Keith frowned at his crimson hands and wiped them clean on the vampire’s tan waistcoat. Blood gushed out of the hole between its ribs, the torn skin curling and turning black as the rot set in. Two minutes, and the corpse would be a husk. When the sun came up the next morning, it would burn to ash.

Gas lamps flickered in the cool night air, indistinct dots of yellow light obscured by the thick fog blanketing Altea. Ignorant fools lined the streets, their laughter an enticing draw for the predators circling them. Even as midnight approached the city was alive, its inhabitants unaware of Lucifer’s servants festering in every shadow.

No one else could see them, of course – the demons slithering along the cobblestones and lurking in secluded alleys. Keith was one of the blessed, a child favoured by God, born with the ability to sight abominations. Hunting demons was his divine calling; the only reason for his existence. Father Reeve had beaten those sacred truths into him until he had no choice but to believe it.

A dark satisfaction swelled in his chest as he observed the decaying vampire. With his boot, he rolled the body off the street so that it rested against a wall. To anyone else, a drunkard was sleeping off ten mugs of ale. To Keith, his latest hunt had ended in success.

No vampire deserved to live. Their continuing survival was an insult to God. Only the damned fed off of human blood, only the damned were immortal.

Sheathing the stake inside his coat’s hidden, inner pocket, Keith continued the hunt. He had hours until sunrise, when the demons would have to disappear or risk being incinerated. There was plenty of time to send a few more back to Hell, where they belonged.

Carriages rattled through the streets and drink-addled gentleman with prostitutes clinging to their arms floundered around every corner. In the factory district, the homeless sat and begged. They were barely piles of rags and bones, waiting for death or wishing for it. No one asked questions when they died. Keith supposed that was why vampires favoured them.

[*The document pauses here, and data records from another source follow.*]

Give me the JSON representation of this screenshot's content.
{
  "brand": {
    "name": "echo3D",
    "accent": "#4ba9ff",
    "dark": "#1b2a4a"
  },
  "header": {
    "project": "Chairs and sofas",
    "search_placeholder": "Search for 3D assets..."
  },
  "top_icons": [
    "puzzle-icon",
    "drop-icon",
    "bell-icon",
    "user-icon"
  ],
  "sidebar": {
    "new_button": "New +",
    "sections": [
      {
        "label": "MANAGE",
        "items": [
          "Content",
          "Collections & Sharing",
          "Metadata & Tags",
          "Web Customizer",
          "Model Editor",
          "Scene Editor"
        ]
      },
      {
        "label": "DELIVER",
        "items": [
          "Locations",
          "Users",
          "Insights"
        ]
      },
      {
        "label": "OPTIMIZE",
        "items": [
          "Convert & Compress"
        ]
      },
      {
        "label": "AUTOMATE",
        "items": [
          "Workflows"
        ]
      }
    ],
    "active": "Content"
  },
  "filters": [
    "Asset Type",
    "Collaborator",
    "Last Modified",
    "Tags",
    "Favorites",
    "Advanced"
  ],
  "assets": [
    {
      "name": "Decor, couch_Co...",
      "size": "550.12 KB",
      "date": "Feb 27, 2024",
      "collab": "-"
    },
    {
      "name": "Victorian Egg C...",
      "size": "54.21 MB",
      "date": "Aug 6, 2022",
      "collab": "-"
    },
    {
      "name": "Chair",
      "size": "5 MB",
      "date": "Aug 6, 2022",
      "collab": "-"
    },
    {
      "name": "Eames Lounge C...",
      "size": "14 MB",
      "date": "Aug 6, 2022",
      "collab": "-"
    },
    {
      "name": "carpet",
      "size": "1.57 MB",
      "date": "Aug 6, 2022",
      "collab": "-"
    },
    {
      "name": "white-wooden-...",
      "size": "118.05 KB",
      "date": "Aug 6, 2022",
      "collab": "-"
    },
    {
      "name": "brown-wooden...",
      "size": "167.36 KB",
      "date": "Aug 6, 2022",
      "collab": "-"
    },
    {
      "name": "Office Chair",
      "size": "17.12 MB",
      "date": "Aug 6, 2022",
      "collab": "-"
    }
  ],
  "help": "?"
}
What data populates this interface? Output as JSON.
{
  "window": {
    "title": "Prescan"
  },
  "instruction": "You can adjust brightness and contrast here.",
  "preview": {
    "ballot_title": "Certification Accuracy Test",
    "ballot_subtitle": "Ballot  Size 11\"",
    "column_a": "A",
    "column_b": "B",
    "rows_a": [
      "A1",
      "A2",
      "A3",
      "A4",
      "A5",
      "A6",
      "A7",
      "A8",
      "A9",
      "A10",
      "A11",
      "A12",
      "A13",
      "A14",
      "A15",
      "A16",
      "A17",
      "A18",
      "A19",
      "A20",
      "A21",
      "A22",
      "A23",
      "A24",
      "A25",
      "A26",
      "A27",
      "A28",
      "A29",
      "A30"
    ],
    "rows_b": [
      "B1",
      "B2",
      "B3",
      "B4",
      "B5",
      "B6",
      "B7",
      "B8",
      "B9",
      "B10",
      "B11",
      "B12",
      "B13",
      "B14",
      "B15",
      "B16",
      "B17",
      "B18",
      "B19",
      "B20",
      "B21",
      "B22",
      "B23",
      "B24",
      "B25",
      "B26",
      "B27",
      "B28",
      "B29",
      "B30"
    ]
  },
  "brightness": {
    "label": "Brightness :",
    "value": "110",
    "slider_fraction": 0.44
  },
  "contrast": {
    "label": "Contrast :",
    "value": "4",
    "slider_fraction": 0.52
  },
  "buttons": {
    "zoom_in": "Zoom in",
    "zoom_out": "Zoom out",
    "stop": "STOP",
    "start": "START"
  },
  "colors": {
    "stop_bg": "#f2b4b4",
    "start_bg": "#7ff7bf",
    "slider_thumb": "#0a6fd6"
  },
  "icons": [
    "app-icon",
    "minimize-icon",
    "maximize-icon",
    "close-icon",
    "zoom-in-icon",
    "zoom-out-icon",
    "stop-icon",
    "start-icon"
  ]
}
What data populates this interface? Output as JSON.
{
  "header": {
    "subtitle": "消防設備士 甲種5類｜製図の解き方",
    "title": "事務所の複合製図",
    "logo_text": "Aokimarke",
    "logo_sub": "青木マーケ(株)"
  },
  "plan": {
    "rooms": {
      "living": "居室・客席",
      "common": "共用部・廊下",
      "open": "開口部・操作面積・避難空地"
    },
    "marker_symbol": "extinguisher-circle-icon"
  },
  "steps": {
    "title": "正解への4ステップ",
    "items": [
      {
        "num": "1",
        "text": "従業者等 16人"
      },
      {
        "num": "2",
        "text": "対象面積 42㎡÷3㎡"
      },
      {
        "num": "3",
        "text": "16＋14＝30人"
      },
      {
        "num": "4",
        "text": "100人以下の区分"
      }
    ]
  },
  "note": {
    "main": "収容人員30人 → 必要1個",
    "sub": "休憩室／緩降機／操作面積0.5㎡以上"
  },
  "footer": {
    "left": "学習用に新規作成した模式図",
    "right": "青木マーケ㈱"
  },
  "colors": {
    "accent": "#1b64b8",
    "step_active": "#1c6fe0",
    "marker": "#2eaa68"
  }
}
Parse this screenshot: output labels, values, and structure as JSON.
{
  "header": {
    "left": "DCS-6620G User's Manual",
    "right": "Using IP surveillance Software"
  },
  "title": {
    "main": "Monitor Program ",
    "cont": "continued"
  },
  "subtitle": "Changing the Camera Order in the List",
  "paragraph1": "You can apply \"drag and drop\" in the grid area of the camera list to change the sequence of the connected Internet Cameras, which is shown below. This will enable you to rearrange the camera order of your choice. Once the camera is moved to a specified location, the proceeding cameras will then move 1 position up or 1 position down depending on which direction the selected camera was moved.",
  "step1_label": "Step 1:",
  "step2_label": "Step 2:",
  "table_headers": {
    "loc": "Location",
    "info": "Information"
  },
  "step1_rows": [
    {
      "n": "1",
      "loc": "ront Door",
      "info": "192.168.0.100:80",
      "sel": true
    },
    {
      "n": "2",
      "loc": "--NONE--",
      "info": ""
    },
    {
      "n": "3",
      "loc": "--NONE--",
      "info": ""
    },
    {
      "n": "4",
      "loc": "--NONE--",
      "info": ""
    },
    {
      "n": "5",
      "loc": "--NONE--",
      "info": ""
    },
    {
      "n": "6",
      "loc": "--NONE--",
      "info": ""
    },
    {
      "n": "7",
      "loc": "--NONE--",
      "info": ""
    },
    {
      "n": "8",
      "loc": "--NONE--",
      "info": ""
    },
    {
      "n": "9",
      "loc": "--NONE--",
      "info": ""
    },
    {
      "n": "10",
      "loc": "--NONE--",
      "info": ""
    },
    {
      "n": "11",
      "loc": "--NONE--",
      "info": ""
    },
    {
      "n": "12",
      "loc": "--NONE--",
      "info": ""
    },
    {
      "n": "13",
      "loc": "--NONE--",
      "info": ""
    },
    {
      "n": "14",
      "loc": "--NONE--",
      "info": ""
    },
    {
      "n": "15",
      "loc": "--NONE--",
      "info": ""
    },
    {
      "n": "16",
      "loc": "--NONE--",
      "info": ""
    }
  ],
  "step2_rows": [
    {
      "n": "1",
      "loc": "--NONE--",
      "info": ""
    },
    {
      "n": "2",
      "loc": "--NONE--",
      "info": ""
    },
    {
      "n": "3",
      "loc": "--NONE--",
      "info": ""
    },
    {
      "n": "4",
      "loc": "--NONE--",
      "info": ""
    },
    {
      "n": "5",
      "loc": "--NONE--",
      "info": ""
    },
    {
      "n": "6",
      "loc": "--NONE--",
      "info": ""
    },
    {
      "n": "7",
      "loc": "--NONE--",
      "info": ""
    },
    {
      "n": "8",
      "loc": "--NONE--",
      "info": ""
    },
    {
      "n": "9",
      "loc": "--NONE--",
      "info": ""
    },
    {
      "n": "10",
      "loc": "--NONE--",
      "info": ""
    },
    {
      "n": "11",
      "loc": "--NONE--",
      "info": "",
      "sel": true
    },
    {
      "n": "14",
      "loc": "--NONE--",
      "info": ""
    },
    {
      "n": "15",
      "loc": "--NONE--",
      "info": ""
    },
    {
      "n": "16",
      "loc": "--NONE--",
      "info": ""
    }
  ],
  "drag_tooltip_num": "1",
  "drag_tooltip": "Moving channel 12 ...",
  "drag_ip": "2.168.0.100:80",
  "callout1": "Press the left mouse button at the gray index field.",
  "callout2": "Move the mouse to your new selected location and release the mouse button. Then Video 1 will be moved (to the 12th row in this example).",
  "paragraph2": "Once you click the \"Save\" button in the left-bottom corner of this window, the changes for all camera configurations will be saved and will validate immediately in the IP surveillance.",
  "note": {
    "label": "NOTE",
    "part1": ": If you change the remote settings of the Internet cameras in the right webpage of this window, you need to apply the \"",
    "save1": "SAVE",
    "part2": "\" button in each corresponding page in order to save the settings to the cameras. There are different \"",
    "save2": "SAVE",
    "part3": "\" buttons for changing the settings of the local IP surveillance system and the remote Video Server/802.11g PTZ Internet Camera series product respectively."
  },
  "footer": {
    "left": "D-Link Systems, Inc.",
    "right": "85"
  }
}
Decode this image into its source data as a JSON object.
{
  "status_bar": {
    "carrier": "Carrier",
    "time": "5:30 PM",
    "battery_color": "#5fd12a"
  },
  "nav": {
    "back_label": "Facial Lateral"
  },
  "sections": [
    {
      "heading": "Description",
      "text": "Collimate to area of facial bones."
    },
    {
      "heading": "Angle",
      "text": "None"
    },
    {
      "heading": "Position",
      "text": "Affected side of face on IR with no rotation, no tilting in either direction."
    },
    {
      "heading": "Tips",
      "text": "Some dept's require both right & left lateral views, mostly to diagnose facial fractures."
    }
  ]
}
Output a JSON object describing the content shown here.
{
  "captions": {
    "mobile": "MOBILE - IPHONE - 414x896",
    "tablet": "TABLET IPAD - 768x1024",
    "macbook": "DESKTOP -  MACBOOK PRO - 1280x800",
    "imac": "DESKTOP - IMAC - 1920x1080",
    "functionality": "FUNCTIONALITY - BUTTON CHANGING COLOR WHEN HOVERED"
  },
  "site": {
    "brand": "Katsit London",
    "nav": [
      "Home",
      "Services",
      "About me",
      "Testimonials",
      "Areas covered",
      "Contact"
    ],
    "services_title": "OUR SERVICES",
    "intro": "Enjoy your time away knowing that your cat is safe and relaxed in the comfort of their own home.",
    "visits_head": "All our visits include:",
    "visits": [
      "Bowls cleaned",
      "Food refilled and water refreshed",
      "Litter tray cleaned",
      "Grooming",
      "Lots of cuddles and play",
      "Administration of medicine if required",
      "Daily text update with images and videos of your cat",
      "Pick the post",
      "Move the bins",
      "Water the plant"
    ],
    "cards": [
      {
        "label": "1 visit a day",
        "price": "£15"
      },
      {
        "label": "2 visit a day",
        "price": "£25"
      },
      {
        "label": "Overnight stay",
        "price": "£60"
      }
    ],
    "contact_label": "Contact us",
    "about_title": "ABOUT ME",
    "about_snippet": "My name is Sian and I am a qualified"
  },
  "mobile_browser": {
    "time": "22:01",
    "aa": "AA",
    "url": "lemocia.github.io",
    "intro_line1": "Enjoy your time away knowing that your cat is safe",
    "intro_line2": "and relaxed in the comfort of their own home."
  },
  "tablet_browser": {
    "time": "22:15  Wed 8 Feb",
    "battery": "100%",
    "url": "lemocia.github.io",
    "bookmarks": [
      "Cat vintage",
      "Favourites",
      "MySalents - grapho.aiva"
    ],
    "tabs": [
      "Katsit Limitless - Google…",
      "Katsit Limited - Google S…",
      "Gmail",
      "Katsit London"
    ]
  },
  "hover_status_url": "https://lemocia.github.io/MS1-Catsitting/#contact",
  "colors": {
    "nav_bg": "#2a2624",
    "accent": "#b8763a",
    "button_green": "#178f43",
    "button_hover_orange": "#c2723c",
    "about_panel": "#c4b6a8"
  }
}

Hunting here never disappointed, and it wasn’t long before he heard a muted struggle. Across the street, he witnessed a poor man being dragged into an alley as dark as pitch. Grinning, he reached into his pocket, rubbed the beads of his rosary, recited a quick prayer, and started running.

His stake was in his hand before he reached the narrow passage. He observed the scene unfolding in front of him, planning his approach and letting his eyes adjust to the dim light. The vampire hadn’t heard him yet.

With a black top hat and a matching coat and trousers, the vampire was smartly dressed. Its face was buried in the thin man’s neck, its hands digging into his arms and keeping him in place. When Keith looked closely, he could see the blood flowing down the front of the victim’s dirty, white shirt, glistening and spreading like a wine stain.

Keith crept up behind the vampire, each footfall silent, each breath controlled. The man had already gone limp from losing so much blood, and the vampire only drank more. With a subdued whisper of his coat, Keith lunged, his stake aimed at the creature’s lifeless heart.

Right before the stake hit its mark, the vampire shifted, sensing him at the last second. It let out a bloodcurdling shriek as the stake pierced its shoulder. Keith cursed as it ripped away from him, taking the stake with it. His neck leaking a river of blood, its victim slumped to the ground, collapsing in a pool of red.

Out of the corner of his eye, he saw the top hat tumble to the ground as the vampire wrenched the stake from its flesh, snarling in pain and crushing the wood to splinters. Long, silver hair escaped from the hat’s confines, billowing like a cloud and gleaming like ichor as a breeze whistled through the tight alley and the clouds darkening the sky parted.

When the vampire faced him, he almost fell to his knees in reverence. She was exquisite and ethereal, her brown skin silk-smooth, her blue irises reflecting the moon’s light as if they contained the facets of a sapphire. Her gaze pierced his dark eyes, holding his body and soul captive.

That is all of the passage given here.